Every continuous random variable has a probability density function (PDF) f. Probability density function has the following properties:

1. f(x)>=0 for all x, (probability must be negative).
2. int_(-oo)^(oo)f(x)dx=1, (probabilities of all possible outcomes must add up to 1).

So, to calculate probability that random variable X lies in interval [a,b], we need to evaluate following integral: P(a<=X<=b)=int_a^b f(x)dx.

Example 1. Let f(x)={(Ae^(-cx) if x>=0),(0 if x<0):}.

Find constant A, so that f(x) is probability density function.

Let c=0.2. Find probability that X is less than 3, probability that X lies in interval [4,6] and probability that X greater then 7.

Solution.

Clearly, f(x)>=0, therefore we need to find such A that int_(-oo)^(oo)f(x)dx=1.

Note, that since f(x)=0 for x<0 then we change limits of integration to 0,oo.

This integral is improper, so we use definition of improper integral:

int_(-oo)^(oo)f(x)dx=int_0^(oo)Ae^(-cx)dx=Alim_(t->oo)int_0^te^(-cx)dx=-A/clim_(t->oo)e^(-cx)|_0^t=

=-A/clim_(t->oo)(e^(-ct)-1)=-A/c(-1)=A/c.

This value must equal 1. therefore A=c.

f(x)={(ce^(-cx) if x>=0),(0 if x<0):} is probability density function of exponentially distributed random variable

If c=0.2 then f(x)={(0.2e^(-0.2x) if x>=0),(0 if x<0):}.

First of all note that there is no difference between P(X<=3) and P(X<3), because P(X=3)=0: P(X<=3)=P(X<3)+P(X=3)=P(X<3)+0=P(X<3).

P(X<=3)=int_(-oo)^3 f(x)dx=int_0^3 0.2e^(-0.2x)dx=-e^(-0.2x)|_0^3=1-e^(-0.6)~~0.4512.
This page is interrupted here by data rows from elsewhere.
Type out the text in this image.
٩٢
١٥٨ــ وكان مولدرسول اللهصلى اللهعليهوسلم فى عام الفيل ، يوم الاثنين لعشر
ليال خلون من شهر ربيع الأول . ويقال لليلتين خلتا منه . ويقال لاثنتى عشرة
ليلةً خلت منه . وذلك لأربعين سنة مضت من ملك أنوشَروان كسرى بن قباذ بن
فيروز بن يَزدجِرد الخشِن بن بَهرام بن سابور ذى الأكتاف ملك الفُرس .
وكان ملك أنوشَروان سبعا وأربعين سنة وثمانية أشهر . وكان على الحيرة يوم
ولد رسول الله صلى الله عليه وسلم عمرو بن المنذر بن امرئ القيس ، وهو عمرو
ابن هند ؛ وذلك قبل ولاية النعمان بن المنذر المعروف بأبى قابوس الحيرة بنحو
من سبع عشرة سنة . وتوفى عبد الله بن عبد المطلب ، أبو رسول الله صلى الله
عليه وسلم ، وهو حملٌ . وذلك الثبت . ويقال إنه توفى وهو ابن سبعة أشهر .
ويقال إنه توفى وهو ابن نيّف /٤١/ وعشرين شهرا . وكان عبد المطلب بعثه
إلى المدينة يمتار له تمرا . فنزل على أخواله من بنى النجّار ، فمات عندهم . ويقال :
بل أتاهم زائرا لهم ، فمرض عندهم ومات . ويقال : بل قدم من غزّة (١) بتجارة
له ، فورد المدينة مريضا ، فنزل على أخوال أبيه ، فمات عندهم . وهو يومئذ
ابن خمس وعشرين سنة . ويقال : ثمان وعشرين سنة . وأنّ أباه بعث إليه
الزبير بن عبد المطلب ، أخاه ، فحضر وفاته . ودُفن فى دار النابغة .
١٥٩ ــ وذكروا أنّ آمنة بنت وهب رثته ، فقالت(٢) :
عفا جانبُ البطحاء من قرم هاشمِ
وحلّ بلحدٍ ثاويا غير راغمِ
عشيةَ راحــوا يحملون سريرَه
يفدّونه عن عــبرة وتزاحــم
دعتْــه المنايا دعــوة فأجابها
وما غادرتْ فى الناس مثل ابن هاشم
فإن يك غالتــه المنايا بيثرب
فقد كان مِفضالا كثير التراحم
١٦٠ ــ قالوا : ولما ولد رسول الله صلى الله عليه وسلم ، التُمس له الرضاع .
P(4<=X<=6)=int_4^6f(x)dx=int_4^6 0.2e^(-0.2x)dx=-e^(-0.2x)|_4^6=e^(-0.8)-e^(-1.2)~~

~~0.148135.

P(X>=7)=int_7^(oo)0.2e^(-0.2x)dx=0.2lim_(t->oo)int_7^te^(-0.2x)dx=-lim_(t->oo)e^(-cx)|_7^t=lim_(t->oo)(e^(-1.4)-e^(-ct))=

=e^(-1.4)~~0.2466.

The mean of any probability density function is defined to be mu=int_(-oo)^(oo)xf(x)dx.
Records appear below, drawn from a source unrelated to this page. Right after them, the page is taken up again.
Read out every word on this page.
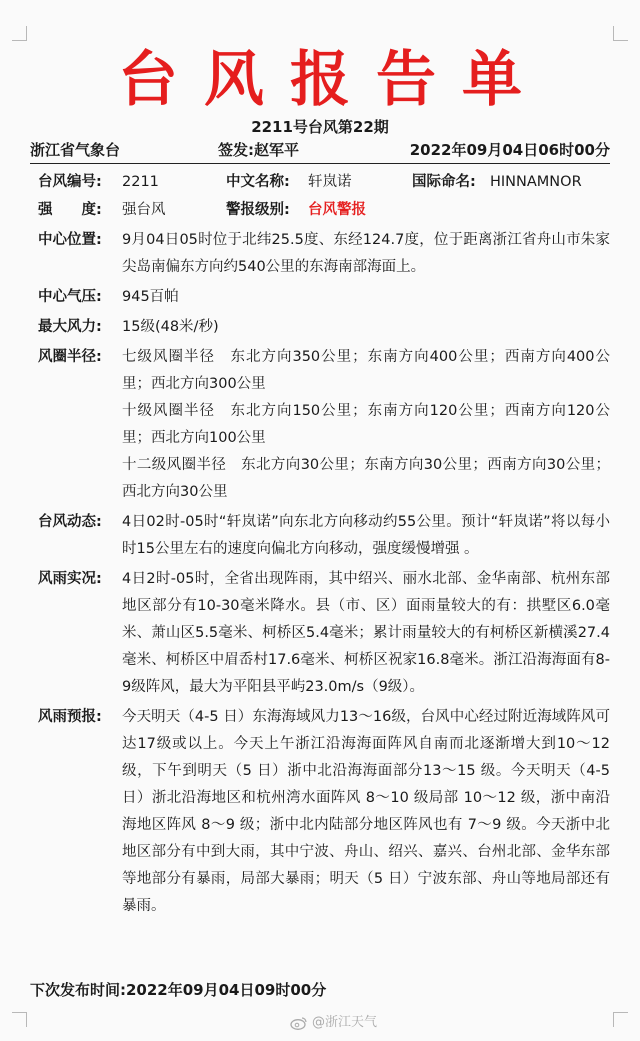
台风报告单
2211号台风第22期
浙江省气象台	签发:赵军平	2022年09月04日06时00分
台风编号: 2211	中文名称: 轩岚诺	国际命名: HINNAMNOR
强　　度: 强台风	警报级别: 台风警报
中心位置:	9月04日05时位于北纬25.5度、东经124.7度，位于距离浙江省舟山市朱家尖岛南偏东方向约540公里的东海南部海面上。
中心气压:	945百帕
最大风力:	15级(48米/秒)
风圈半径:	七级风圈半径　东北方向350公里；东南方向400公里；西南方向400公里；西北方向300公里
十级风圈半径　东北方向150公里；东南方向120公里；西南方向120公里；西北方向100公里
十二级风圈半径　东北方向30公里；东南方向30公里；西南方向30公里；西北方向30公里
台风动态:	4日02时-05时“轩岚诺”向东北方向移动约55公里。预计“轩岚诺”将以每小时15公里左右的速度向偏北方向移动，强度缓慢增强 。
风雨实况:	4日2时-05时，全省出现阵雨，其中绍兴、丽水北部、金华南部、杭州东部地区部分有10-30毫米降水。县（市、区）面雨量较大的有：拱墅区6.0毫米、萧山区5.5毫米、柯桥区5.4毫米；累计雨量较大的有柯桥区新横溪27.4毫米、柯桥区中眉岙村17.6毫米、柯桥区祝家16.8毫米。浙江沿海海面有8-9级阵风，最大为平阳县平屿23.0m/s（9级）。
风雨预报:	今天明天（4-5 日）东海海域风力13～16级，台风中心经过附近海域阵风可达17级或以上。今天上午浙江沿海海面阵风自南而北逐渐增大到10～12级，下午到明天（5 日）浙中北沿海海面部分13～15 级。今天明天（4-5 日）浙北沿海地区和杭州湾水面阵风 8～10 级局部 10～12 级，浙中南沿海地区阵风 8～9 级；浙中北内陆部分地区阵风也有 7～9 级。今天浙中北地区部分有中到大雨，其中宁波、舟山、绍兴、嘉兴、台州北部、金华东部等地部分有暴雨，局部大暴雨；明天（5 日）宁波东部、舟山等地局部还有暴雨。
下次发布时间:2022年09月04日09时00分
@浙江天气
The expression for the mean resembles an integral we have seen before in the Moments and Centers of Mass note. If R is the region that lies under the graph of f, we know that x-coordinate of the centroid of R is (int_(-oo)^(oo)xf(x)dx)/(int_(-oo)^(oo)f(x)dx)=(int_(-oo)^(oo)xf(x)dx)/(1)=int_(-oo)^(oo)xf(x)dx=mu.

So a thin plate in the shape of R balances at a point on the vertical line x=mu.
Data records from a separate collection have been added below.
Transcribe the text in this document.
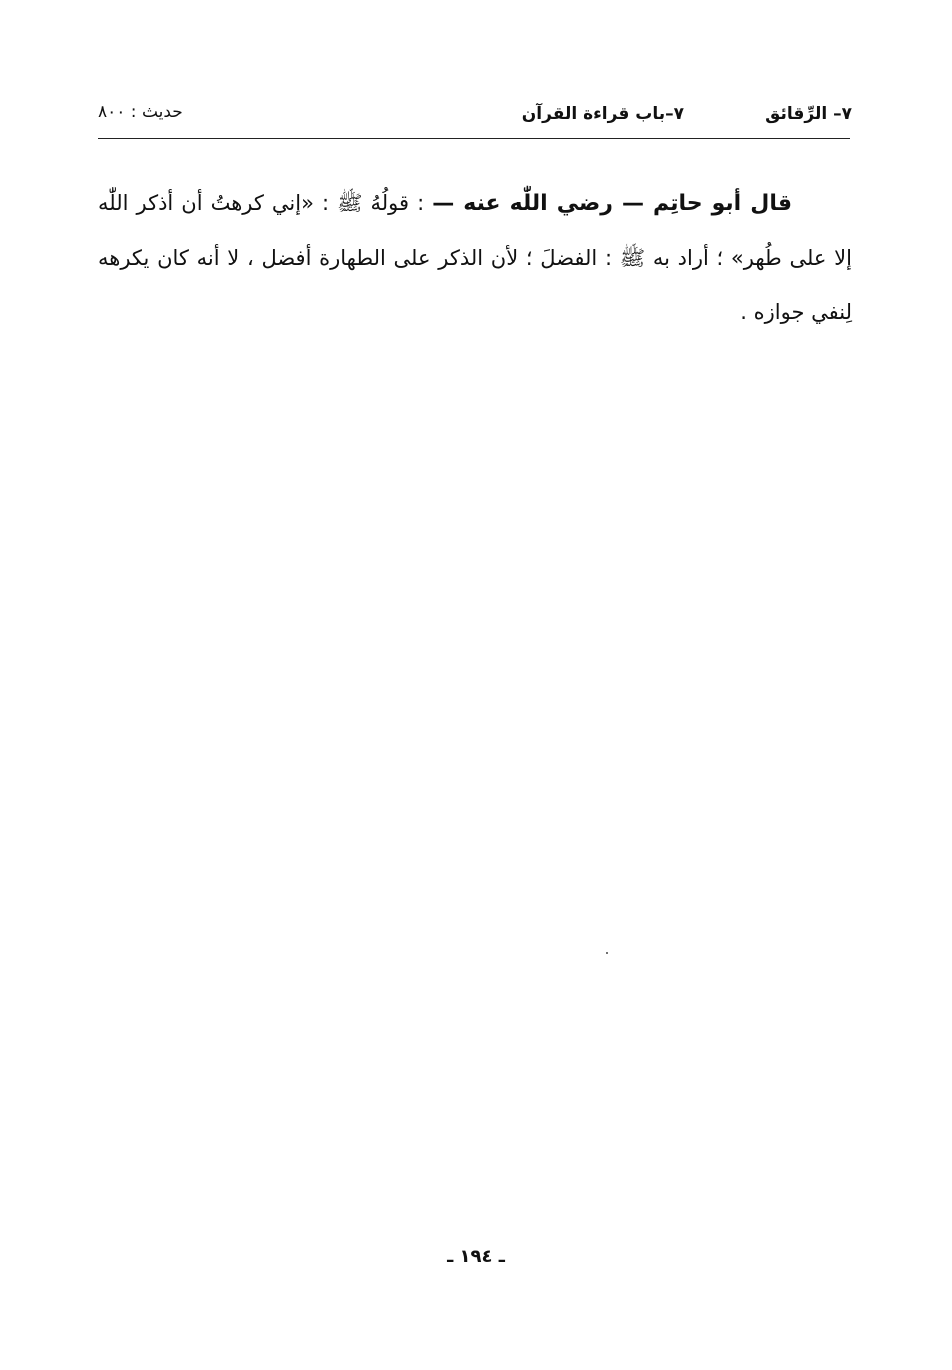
٧– الرِّقائق
٧–باب قراءة القرآن
حديث : ٨٠٠

قال أبو حاتِم — رضي اللّٰه عنه — : قولُهُ ﷺ : «إني كرهتُ أن أذكر اللّٰه إلا على طُهر» ؛ أراد به ﷺ : الفضلَ ؛ لأن الذكر على الطهارة أفضل ، لا أنه كان يكرهه لِنفي جوازه .

ـ ١٩٤ ـ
Example 2. Find the mean of exponentially distributed random varible.

We know that exponentially distributed random variable has PDF f(x)={(ce^(-cx) if x>=0),(0 if x<0):}.

Therefore, mu=int_(-oo)^(oo)xf(x)dx=int_0^(oo)xce^(-cx)dx=lim_(t->oo)int_0^txce^(-cx)dx.

On this stage we use integration by parts: let u=x and dv=ce^(-cx)dx then du=dx and v=int ce^(-cx)dx=-e^(-cx).

Now, we have lim_(t->oo)int_0^t xce^(-cx)dx=lim_(t->oo)(x(-e^(-cx))|_0^t-int_0^t(-e^(-cx))dx)=lim_(t->oo)(-te^(-ct)-1/c e^(-cx)|_0^t)=

=lim_(t->oo)(-te^(-ct)-1/c e^(-ct)+1/c)=1/c.

Therefore, mu=1/c and PDF can be rewritten as f(x)={(1/mu e^(-x/mu) if x>=0),(0 if x<0):}.